Beech whistled softly. I saw that, in spite of his assertion that he and Shelley were working so closely together, he really had little idea of what had been in the mind of the man from Scotland Yard.

“No evidence for it?” he asked.

“None,” said Shelley. “But what we had found out previously about Tilsley's activities had made me suspect something of the kind. You will remember that he was dealing in all sorts of things; the one quality they all had in common was that they were fairly small and that they could be sold at a price much above their normal value.”

“That's true,” Beech admitted. “But we shall have a devil of a job to prove it, you know.”

I thought that it was time that I sprang my bombshell on the two policemen. I fished in my pocket and produced the sparking-plug in its little tin.

“You see this plug, gentlemen?” I said.

They both sprang from their chairs and made their way over to my side of the table. It was really quite impressive to see the two men waiting for my revelation. I chuckled gently to myself.

“Watch,” I said. I took the plug out of its tin, fiddled with it until I managed to get the screw that Tim Foster had undone. Then I gently unscrewed it, tipped the body of the plug up on a sheet of paper, and made a gesture, demonstrating the white powder that came out of it.

“Where did that come from?” asked Shelley.

“Tim Foster's garage,” I said.

Shelley looked puzzled. “But I thought that you were convinced of Foster's innocence,” he remarked.

“So I am,” I explained.

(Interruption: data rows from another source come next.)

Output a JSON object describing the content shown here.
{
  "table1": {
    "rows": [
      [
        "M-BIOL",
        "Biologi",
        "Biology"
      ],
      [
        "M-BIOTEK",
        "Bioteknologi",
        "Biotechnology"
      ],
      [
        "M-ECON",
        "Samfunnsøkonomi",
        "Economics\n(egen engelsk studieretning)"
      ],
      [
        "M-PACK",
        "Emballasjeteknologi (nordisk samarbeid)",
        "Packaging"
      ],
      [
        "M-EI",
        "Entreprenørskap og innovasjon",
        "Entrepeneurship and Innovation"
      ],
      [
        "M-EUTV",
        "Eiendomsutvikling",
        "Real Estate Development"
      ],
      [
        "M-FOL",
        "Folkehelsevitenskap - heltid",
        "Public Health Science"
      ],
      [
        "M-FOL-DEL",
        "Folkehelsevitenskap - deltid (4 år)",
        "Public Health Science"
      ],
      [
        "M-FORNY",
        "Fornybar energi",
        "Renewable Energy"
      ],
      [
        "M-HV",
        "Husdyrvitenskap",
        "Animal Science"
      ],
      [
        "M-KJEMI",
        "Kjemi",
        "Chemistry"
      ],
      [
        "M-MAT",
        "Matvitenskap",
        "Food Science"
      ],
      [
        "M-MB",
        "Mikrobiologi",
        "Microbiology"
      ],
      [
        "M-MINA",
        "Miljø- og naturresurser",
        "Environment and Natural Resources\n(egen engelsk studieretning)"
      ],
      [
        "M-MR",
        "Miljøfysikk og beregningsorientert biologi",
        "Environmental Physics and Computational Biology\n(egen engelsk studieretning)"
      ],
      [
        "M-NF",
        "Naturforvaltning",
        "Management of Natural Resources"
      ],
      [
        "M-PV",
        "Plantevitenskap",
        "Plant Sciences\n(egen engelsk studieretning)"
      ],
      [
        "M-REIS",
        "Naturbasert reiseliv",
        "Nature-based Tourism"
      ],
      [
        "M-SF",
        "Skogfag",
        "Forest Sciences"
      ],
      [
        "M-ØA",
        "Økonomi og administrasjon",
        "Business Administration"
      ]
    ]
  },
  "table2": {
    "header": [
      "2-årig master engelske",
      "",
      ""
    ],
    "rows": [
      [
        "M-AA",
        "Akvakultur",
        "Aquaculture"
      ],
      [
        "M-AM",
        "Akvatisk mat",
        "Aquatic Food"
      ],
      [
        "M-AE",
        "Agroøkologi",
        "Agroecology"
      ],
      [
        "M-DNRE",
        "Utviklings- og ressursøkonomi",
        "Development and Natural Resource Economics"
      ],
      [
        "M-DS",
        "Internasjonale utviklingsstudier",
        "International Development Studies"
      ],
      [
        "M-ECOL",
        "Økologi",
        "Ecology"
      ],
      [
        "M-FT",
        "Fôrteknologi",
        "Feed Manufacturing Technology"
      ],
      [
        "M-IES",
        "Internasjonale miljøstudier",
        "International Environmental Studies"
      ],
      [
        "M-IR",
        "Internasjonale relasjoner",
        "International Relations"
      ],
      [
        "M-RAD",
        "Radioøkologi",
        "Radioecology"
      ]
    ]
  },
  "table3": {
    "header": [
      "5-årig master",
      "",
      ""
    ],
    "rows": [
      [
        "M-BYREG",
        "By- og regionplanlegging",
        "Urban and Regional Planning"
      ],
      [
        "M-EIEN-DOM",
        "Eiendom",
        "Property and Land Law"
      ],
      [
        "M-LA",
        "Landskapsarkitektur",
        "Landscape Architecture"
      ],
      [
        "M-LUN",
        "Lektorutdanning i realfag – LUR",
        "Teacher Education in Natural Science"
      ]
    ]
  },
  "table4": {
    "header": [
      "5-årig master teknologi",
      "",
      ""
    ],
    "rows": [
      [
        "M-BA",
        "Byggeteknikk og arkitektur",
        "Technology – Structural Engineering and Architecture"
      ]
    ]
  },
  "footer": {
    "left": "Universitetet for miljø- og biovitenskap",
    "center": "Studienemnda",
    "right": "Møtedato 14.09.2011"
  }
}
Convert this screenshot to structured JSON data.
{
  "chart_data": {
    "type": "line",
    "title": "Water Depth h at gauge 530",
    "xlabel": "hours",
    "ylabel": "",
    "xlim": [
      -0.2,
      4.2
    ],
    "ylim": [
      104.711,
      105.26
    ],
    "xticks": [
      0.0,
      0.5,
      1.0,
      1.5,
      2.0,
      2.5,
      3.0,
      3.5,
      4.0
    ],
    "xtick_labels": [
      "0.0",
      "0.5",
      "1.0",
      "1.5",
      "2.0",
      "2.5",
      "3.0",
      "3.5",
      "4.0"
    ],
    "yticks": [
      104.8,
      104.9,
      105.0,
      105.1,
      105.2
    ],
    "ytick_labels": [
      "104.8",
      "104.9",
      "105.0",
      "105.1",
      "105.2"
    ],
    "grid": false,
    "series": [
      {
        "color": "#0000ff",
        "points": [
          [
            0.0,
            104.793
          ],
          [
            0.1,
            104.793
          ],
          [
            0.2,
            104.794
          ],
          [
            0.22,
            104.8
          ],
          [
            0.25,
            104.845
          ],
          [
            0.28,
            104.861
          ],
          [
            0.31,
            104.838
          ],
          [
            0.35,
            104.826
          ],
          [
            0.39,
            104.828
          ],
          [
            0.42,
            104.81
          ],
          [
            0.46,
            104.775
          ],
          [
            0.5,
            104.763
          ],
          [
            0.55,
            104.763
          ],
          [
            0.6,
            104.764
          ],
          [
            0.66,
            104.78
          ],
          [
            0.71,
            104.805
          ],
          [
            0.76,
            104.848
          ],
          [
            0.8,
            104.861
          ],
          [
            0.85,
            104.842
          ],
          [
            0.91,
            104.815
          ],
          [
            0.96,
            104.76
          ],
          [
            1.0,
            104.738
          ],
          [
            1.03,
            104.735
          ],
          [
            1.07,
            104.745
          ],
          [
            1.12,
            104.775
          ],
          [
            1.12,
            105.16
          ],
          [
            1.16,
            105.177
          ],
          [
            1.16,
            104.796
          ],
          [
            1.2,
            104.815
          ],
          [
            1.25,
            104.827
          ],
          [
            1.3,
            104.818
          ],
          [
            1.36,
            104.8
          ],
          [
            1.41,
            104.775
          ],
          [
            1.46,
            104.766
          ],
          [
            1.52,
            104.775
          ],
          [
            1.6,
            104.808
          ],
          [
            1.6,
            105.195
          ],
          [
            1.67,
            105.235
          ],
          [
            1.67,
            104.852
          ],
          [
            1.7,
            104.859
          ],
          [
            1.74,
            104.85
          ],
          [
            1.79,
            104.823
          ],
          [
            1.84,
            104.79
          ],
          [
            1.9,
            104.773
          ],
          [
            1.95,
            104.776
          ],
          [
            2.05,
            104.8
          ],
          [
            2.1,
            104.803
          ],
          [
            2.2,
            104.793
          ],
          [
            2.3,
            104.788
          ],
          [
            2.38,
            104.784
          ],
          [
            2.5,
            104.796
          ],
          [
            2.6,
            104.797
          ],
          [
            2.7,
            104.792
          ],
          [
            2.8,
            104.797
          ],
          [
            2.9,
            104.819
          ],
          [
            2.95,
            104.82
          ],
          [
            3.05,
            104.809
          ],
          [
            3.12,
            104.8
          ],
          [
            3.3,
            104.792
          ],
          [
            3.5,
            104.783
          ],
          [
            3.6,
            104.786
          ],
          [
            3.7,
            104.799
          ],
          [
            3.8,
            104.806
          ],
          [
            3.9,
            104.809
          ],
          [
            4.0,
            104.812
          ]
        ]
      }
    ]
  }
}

I went on to describe how the plug had come into Tim's possession, and how it had been left behind because it was, as Tim thought, faulty.

Shelley touched the white powder with his finger-tip and put a tiny portion of it gingerly on his tongue. He moved his tongue around his mouth, and then grinned.

“This is just what we wanted, Jimmy,” he said.

“You think it's cocaine?” I asked.

“Not a doubt of it.”

“And it gives you the concrete evidence that you want, to connect Tilsley with the cocaine deals that Mrs. Skilbeck mentioned?”

“Quite right.”

Beech held out his hand. “I should like to apologise, Mr. London,” he said. “I admit that I didn't trust you, but now I see that Inspector Shelley, here, was correct in his judgment of you.”

I smiled. “That's all right, Inspector,” I said. “The more or less hardened newspaper man is pretty well accustomed to being mistrusted and misunderstood.”

“But don't forget, Jimmy,” said Shelley, “this leaves some of our worst problems still unsolved.”

“Such as…?”

“Well, first of all, the fact that the bodies were found inside a lift with locked doors. That is the worst problem of the lot.”

“But what do you think happened?” asked Beech.

“As I view it, Tilsley was a comparatively minor figure in this drug-distributing scheme. Probably he was doing a bit of blackmail on the side. The chief of the gang thought that he was finding out a bit too much about what was going on, and therefore decided to deal with him. Margerison suspected what had happened, and maybe did something to hold the man up to ransom in some way. So he too had to be dealt with. Those two murders are all of a piece, and the whole thing hangs together well enough. I'm a little bit less satisfied with the other business—the attack on Bender. He clearly knows very little if anything about what was going on in Broadgate; but the criminal may have thought that Bender knew more than he actually did, and have therefore decided that he had to be dealt with accordingly. The only thing that really puzzles me there is why that attempted murder was done so differently from the other successful crimes. Why was Bender not attacked in the lift? That's what really puzzles me most. I think that if we could solve that mystery we should have the solution of the whole case.”